Why does it have to be this way?
Since relocating to Florida in 2008, I haven’t been able to hold onto a job to save my own ass. The key problem? The lack of respect, the entitlement of managers to treat you as their punching bag, the expectation of nothing but perfection, and the lack of compassion shown. Maybe Im naive in thinking this, but does it have to be like that? We, as humans, are programmed to make mistakes here and there because that is how we evolve. It’s been that way since the beginning of time and it will continue to happen until the end.. so why the insults? Why the yelling? Why the diminishing rantings among colleagues? There is no compassion.. no time taken to listen, absorb, explain a different approach, reassure, and encourage. Im not saying management needs to coddle employees but they sure dont have to rip them a new asshole everytime an employee makes a mistake. I could see if millions of dollars or lives were at stake.. then a certain level of competence should be expected but for Christ’s sakes… I do not need to be put down because pickles were put on a hamburger or a coupon was lost.
I get to a point at a job where I just cannot hold my tongue any longer. I get to a point where conversations have been had and things haven’t changed and I tell the responsible parties just where to go. Im not saying my actions are justified.. but I want that element of, “Oh man, she’s serious..” because yes, I am serious. Speak to me with respect and kindness because when have I not spoken to you with those things?
Customers. Jesus H. Christ. Customers can be the most miserable, ill tempered bastards. Just because one is in the customer service industry does not mean they are not worthy of your respect. Chances are, they have degrees and are not the imbeciles you think they are.. they are people with shitty luck and circumstances that could really benefit from a little compassion. Tips are good too, but smiles and understanding make us feel like we’re people too, not a doormat or a slave for you to wipe your feet on or order around.
I’ve begun to give those rude actions back. I’ve gotten a few shocked stares, a few of those ‘if looks could kill’ eye squints and surprisingly, I’ve gotten a few, “Im sorry, I didnt mean to sound so rude” comments. I had an older guy in his late 50s or early 60s verbally bash me in front of a his party of 9 because the cooks didnt put a ramekin of ketchup on his plate for his french fries , to which I gave him a “are you fucking kidding me…??” look and said “Wow, nice guy. Do you speak to your children and grandchildren like that?”. The rest of the meal no one made eye contact with me. Yes, that’s right. You SHOULD be ashamed of yourself for 1. Speaking to a female like that. 2. Thinking it’s okay to speak to ANYONE like that over ketchup. I am a person, I am a mother, I am someone’s daughter, I am someone’s something.. how would you react if someone berated your loved one over something silly? How would you feel if a grown man showed blatant disrespect for your little girl? The fact of the matter is, Im not a little girl anymore. Im a grown woman who was brought up to treat others with the respect and dignity that they deserve and I dont settle for less.
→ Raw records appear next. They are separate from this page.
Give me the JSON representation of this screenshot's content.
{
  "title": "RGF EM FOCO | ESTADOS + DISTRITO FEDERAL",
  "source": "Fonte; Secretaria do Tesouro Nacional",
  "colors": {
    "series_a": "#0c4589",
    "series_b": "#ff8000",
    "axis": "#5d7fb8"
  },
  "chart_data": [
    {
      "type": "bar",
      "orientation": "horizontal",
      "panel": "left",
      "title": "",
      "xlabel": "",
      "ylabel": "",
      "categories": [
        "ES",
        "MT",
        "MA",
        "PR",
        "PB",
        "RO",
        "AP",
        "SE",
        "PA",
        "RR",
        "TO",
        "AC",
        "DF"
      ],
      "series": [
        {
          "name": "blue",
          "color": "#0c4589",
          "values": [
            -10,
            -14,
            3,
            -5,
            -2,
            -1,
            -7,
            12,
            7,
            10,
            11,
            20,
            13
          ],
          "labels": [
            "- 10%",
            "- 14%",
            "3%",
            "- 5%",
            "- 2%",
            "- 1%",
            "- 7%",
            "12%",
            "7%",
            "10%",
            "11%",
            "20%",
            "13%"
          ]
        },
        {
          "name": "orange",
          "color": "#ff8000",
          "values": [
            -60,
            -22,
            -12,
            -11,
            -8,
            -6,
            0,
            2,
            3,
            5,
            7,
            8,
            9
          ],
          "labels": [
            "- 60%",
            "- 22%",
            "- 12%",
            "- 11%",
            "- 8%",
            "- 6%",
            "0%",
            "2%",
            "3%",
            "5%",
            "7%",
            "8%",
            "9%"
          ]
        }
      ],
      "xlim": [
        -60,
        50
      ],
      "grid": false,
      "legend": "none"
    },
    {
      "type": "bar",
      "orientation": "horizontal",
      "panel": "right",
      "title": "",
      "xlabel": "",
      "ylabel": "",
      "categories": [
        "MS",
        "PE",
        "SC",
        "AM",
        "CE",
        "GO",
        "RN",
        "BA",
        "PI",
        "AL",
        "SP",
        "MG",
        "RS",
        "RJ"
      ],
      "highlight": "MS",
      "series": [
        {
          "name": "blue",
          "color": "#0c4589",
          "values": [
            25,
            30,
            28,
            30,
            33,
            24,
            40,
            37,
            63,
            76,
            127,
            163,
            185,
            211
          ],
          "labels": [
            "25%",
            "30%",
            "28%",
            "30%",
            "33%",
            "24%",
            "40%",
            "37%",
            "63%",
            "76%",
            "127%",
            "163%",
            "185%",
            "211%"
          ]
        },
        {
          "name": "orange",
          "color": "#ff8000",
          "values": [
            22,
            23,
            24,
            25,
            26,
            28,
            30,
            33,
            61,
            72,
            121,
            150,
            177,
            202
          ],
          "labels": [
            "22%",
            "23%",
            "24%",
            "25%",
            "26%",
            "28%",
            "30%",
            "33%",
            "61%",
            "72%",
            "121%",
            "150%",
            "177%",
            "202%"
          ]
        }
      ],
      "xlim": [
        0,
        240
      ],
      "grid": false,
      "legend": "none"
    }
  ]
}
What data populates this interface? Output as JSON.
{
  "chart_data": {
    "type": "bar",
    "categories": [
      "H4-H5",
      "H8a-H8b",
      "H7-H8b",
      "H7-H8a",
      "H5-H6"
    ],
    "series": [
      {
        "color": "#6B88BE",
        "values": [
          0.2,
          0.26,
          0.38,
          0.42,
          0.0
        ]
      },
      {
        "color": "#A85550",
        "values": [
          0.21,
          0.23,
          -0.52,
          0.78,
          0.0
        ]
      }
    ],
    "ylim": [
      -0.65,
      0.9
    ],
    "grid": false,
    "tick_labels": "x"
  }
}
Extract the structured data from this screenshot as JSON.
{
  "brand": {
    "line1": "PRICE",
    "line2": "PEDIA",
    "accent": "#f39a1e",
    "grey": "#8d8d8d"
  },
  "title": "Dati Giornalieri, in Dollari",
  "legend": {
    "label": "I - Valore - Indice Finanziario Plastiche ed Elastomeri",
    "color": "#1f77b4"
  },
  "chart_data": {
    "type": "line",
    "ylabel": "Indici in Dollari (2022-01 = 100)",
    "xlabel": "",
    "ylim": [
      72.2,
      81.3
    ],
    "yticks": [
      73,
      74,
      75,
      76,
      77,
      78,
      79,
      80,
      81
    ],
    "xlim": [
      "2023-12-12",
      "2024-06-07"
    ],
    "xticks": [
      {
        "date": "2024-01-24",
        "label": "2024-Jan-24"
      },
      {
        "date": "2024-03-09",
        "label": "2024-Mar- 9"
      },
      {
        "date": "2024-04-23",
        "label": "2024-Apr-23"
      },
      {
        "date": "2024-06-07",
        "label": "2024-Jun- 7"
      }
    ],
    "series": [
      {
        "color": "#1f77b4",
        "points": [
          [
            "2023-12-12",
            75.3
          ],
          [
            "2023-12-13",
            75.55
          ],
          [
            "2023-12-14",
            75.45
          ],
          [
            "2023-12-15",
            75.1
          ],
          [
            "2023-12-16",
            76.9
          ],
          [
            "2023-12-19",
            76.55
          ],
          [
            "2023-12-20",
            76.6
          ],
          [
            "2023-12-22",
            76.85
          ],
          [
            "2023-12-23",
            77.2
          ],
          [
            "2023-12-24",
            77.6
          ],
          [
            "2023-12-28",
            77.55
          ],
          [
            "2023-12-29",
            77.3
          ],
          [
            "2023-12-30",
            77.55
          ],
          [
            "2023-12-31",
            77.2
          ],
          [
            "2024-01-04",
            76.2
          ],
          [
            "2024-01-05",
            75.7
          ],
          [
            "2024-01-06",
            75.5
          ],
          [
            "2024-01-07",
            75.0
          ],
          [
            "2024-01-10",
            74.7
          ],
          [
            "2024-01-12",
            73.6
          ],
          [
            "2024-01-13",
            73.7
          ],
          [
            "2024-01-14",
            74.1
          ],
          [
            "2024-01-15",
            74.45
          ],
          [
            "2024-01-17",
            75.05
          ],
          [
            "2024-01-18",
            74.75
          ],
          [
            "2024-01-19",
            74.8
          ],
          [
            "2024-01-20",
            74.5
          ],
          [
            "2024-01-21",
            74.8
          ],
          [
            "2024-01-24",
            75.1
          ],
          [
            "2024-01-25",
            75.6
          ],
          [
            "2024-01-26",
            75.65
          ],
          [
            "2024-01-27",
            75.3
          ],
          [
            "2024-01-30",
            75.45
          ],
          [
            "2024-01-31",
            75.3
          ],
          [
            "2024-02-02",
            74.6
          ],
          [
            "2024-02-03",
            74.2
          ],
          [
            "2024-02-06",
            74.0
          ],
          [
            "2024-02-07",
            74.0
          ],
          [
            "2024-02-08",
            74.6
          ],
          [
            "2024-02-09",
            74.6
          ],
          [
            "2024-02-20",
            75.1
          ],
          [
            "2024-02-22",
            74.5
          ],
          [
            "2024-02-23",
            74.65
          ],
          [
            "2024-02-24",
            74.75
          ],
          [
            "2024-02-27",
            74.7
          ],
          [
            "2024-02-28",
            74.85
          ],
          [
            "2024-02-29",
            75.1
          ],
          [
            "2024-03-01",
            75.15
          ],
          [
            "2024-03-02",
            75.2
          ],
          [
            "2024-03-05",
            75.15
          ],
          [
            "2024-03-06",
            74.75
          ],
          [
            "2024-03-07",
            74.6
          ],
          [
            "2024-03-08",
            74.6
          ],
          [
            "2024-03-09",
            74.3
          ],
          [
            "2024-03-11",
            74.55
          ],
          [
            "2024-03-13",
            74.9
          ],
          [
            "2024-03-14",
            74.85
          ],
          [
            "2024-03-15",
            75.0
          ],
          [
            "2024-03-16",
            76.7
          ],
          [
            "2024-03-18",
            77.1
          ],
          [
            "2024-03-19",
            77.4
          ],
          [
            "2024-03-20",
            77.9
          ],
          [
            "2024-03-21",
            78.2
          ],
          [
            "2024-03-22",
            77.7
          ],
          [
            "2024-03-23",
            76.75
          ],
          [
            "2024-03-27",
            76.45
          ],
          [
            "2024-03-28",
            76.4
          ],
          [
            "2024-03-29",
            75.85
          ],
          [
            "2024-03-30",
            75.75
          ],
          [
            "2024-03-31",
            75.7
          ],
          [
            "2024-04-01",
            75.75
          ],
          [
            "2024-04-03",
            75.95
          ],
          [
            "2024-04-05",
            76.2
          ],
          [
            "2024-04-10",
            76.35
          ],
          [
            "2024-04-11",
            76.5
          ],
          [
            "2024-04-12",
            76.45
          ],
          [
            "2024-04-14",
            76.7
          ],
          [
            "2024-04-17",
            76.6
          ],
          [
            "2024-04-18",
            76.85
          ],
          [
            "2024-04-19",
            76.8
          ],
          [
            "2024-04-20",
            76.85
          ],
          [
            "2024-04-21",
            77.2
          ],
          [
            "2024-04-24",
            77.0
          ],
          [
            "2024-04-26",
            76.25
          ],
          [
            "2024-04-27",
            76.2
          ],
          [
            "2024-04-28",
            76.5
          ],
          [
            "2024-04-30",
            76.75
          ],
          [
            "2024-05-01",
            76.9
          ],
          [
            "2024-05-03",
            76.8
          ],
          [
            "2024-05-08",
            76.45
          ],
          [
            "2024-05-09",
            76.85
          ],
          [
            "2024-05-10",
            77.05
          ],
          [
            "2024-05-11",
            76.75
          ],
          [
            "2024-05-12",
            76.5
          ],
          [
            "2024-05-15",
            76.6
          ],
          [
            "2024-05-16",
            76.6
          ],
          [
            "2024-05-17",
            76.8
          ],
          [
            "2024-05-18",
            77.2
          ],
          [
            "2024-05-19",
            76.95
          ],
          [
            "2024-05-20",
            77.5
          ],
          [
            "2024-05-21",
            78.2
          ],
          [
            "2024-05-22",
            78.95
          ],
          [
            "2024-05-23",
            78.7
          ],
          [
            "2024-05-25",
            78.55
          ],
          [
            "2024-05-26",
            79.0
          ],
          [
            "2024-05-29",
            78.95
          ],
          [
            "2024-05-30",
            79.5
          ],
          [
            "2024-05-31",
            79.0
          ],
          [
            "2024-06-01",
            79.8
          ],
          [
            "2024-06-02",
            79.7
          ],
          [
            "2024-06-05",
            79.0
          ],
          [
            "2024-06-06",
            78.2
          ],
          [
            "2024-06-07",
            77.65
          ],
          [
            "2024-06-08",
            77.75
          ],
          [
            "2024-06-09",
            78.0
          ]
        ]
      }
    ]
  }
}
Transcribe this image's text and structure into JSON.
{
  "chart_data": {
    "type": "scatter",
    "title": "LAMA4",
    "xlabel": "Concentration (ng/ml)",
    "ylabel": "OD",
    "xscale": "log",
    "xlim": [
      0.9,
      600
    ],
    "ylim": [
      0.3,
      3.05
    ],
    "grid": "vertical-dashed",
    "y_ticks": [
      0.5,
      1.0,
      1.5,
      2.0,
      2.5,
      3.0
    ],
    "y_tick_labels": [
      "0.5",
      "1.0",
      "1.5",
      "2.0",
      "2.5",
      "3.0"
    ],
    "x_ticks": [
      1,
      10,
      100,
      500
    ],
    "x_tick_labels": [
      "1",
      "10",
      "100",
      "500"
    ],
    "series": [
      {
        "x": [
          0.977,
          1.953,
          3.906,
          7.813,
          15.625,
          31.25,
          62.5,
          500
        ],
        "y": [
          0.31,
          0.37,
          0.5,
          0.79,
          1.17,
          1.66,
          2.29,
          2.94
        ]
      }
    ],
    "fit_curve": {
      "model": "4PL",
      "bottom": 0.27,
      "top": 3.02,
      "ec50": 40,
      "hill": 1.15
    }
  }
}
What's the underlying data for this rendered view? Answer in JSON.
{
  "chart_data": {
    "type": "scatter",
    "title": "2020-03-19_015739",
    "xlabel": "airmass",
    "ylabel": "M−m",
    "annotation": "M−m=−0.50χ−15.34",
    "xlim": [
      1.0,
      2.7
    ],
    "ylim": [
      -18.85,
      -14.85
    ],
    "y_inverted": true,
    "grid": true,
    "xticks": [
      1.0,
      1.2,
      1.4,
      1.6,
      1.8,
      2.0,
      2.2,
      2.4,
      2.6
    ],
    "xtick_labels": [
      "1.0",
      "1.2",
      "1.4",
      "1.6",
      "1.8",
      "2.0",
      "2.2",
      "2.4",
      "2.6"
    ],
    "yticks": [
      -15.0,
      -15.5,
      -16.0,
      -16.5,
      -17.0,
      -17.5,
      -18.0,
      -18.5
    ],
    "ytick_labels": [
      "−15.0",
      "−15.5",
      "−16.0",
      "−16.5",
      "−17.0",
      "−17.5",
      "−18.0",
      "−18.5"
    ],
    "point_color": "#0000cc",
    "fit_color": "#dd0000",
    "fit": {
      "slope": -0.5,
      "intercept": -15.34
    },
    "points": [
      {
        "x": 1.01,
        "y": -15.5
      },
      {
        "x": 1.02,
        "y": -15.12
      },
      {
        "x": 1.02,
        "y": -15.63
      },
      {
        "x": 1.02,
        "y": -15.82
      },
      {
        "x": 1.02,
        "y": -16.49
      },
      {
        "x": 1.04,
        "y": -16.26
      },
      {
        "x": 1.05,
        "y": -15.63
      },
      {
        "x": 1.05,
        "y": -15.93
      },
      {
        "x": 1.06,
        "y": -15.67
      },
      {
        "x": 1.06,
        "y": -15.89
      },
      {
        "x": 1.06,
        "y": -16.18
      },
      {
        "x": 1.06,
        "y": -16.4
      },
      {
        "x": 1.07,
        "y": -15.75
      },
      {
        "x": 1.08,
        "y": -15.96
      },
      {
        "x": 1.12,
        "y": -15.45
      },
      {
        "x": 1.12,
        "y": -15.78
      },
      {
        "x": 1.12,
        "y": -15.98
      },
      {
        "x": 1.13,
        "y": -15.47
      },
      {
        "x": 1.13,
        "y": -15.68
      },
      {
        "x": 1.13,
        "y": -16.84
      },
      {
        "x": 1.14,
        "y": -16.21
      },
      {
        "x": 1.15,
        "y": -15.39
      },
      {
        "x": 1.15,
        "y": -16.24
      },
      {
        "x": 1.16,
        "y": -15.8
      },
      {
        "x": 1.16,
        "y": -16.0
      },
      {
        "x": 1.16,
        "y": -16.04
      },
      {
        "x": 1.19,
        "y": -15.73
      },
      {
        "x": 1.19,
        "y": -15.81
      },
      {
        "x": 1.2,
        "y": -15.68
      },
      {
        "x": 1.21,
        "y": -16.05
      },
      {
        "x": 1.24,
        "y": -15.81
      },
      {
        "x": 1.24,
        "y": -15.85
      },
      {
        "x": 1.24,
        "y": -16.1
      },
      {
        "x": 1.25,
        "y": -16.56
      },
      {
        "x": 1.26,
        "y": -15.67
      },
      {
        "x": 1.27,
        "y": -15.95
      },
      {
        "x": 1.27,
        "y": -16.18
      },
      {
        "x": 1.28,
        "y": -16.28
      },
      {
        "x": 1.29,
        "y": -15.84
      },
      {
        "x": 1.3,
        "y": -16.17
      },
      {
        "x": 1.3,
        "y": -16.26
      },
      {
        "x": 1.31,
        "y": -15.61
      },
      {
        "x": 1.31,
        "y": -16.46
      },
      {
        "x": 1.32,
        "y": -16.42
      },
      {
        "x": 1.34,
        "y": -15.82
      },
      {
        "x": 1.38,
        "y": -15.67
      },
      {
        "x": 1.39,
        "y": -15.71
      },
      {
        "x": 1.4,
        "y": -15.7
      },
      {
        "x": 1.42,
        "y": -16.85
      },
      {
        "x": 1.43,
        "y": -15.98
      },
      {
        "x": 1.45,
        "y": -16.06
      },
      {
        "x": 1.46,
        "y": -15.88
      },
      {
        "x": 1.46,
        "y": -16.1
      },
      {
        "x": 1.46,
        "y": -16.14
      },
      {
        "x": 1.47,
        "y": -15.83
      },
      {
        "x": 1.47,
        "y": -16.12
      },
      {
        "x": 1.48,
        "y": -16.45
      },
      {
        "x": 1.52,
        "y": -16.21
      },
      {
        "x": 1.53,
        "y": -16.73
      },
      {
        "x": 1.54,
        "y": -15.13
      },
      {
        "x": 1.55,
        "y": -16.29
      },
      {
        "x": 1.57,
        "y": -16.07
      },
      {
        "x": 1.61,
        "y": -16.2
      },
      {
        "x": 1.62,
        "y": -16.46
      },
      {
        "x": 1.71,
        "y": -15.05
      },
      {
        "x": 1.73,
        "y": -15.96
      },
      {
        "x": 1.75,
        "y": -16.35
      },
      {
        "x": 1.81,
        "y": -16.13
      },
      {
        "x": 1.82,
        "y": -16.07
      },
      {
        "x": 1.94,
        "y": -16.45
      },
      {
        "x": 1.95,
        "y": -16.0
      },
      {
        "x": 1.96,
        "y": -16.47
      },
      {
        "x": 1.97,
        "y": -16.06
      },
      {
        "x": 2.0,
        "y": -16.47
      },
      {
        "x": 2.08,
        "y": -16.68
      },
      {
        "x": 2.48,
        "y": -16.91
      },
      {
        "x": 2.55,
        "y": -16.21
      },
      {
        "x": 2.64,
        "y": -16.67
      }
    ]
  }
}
Maybe it’s silly to think, but why do people need to be so damn mean and horrible to each other. Smile, hold the door for someone, say excuse me and please and thank you, tell someone you hope they have a great day, let someone waiting at an intersection go ahead, tell a random person how adorable their outfits is.. be nice.
Im not a saint and I have shitty days just like everyone else but I am not disrespectful. I know that my shitty day is not a result of the customer in front of me or the secretary at the doctor’s office. Taking your upset out of innocent people just breeds a forward momentum of upset and unhappiness. Even at work when coworkers slack, I’ll go up with a smirk on my face and say “Hey.. if you dont fill the ice.. Im gonna hunt you down and kick your ass!!!” and I laugh and they laugh.. which brings about the “Im sorry but Im just really busy and cant get to it” or the “oh man, I forgot about that!”. If they’re busy and I have a minute.. I’ll do it myself, which usually results in them being appreciative and help me when Im in a jam. It’s give and take, it’s compassion and lots of laughs.
Yeah I swear like a trucker and I have the “bitchy” resting face, but I live for love and I love to live and I just wish people would take the time to be nice. Stop being so mean. Stop taking out your shitty day on people who have no part in it.
Find joy in Sunshine. Laughter. and Love.